Kekerasan watak kaum Arab, tak terkecuali watak salah seorang Khulafaur Rasyidin kita, Umar Bin
Khattab dan juga Pamanda Nabi, Hamzah Bin Abdul Muthalib, mampu ditaklukkan oleh kelembutan kepribadian Rasulullah sebagai manusia mulia yang mendekati sempurna (Rasulullah sebagai uswatun hasanah adalah contoh hidup dari pengimplementasian Al Quran).



Dengan konsep dakwah yang begitu arif itu pula, maka tak heran kini Islam menjadi agama dengan penganut terbesar di Bumi Merah Putih, Indonesia. Berawal dari kedatangan para pedagang muslim dari Gujarat, Persia dan India ke Indonesia. Apabila para kolonialis dan imperialis barat membawa semboyan Gold, Glory dan Gospel yang menghalalkan segala cara, ketika melakukan ekspansi ke negeri baru, maka para pedagang tersebut membawa sebuah “pencerahan” bagi masyarakat Indonesia melalui ajaran Islam dan metode yang mereka lakukan. Ajaran Islam yang damai, komprehensif dan membawa semangat persamaan dan keadilan dengan mudahnya diterima oleh semua kalangan, dari rakyat jelata hingga raja. Sejarah telah menuliskan betapa Islam menjadi solusi konstruktif atas kondisi masyarakat yang pada masa itu banyak terbagi dalam kasta-kasta.

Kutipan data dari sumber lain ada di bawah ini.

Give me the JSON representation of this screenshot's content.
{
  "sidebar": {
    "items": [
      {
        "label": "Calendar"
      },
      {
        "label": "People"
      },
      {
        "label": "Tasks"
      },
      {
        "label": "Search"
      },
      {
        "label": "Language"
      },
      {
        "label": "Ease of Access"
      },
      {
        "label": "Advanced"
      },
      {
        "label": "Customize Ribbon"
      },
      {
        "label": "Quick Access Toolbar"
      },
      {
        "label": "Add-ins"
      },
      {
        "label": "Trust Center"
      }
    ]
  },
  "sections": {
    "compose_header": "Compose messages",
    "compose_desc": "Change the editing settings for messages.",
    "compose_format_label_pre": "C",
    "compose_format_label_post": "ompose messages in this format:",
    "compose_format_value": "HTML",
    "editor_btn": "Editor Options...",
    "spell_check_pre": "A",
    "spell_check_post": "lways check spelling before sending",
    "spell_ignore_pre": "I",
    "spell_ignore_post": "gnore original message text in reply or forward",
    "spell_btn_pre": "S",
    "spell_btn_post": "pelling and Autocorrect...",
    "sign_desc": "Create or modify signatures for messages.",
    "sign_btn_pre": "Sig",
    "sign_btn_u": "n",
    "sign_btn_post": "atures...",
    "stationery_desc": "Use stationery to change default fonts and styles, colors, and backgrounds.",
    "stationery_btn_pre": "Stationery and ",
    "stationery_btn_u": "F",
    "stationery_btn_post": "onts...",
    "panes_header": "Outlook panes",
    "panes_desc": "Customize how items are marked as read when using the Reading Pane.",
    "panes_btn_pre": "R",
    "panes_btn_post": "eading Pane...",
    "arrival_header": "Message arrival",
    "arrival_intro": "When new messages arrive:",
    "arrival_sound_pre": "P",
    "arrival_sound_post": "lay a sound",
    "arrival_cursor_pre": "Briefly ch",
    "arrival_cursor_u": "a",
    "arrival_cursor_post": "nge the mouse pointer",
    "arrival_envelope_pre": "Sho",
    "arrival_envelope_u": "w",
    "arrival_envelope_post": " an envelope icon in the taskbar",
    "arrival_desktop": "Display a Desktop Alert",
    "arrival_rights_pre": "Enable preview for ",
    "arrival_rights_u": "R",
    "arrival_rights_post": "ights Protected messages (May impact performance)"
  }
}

Bahkan pada masa abad pertengahan, ketika Barat memasuki zaman kegelapan (dark age), dunia Islam sedang dalam masa kejayaannya. Dunia Islam melahirkan ilmuwan-ilmuwan muslim yang menjadi perintis bagi ilmu pengetahuan dunia. Sebut saja Ibnu Sina (Avichena), ataupun Al Jabar. Sumbangsihnya bagi ilmu pengetahuan modern begitu besar. Ketika kaum agamawan dan para pemimpin di negeri Barat membatasi bahkan melarang keras adanya perkembangan ilmu pengetahuan karena dianggap kontradiksi dengan ajaran agama (yang kalau ditelusuri sebenarnya lebih kepada sebuah upaya untuk melanggengkan kepentingan mereka), maka Al Quran menjadi sebuah kitab suci yang menawarkan betapa dahsyatnya alam semesta diciptakan dengan sejuta potensi yang dapat digali demi kemaslahatan penduduk bumi. Dengan begitu komprehensifnya ajaran yang terkandung di dalam Al Quran, kaum pemikir barat bahkan berbondong-bondong mengadopsi dan menuntut ilmu pada dunia muslim. Maka tak berlebihan rasanya dengan ungkapan yang menyatakan bahwa Barat “berutang besar” pada dunia muslim.
Ajaran Islam memang begitu komprehensif. Kesempurnaan ajaran Islam telah termaktub dalam kitabNya yang suci dan terjaga hingga akhirul zaman, Al Quranul Karim, juga dalam segala kata dan tindakan Nabi yang terangkum dalam As Sunnah, serta ijtihad para ulama. Dan dengan kesempurnaan ajarannya yang mencakup seluruh aspek kehidupan menjadi petunjuk yang seharusnya (baca : wajib) kita pedomani dalam kehidupan sehari-hari. Lalu apakah dalam tataran praksis, para umat yang mengaku umat Muhammad telah mencerminkan pribadi-pribadi islami (generasi Rabbani)?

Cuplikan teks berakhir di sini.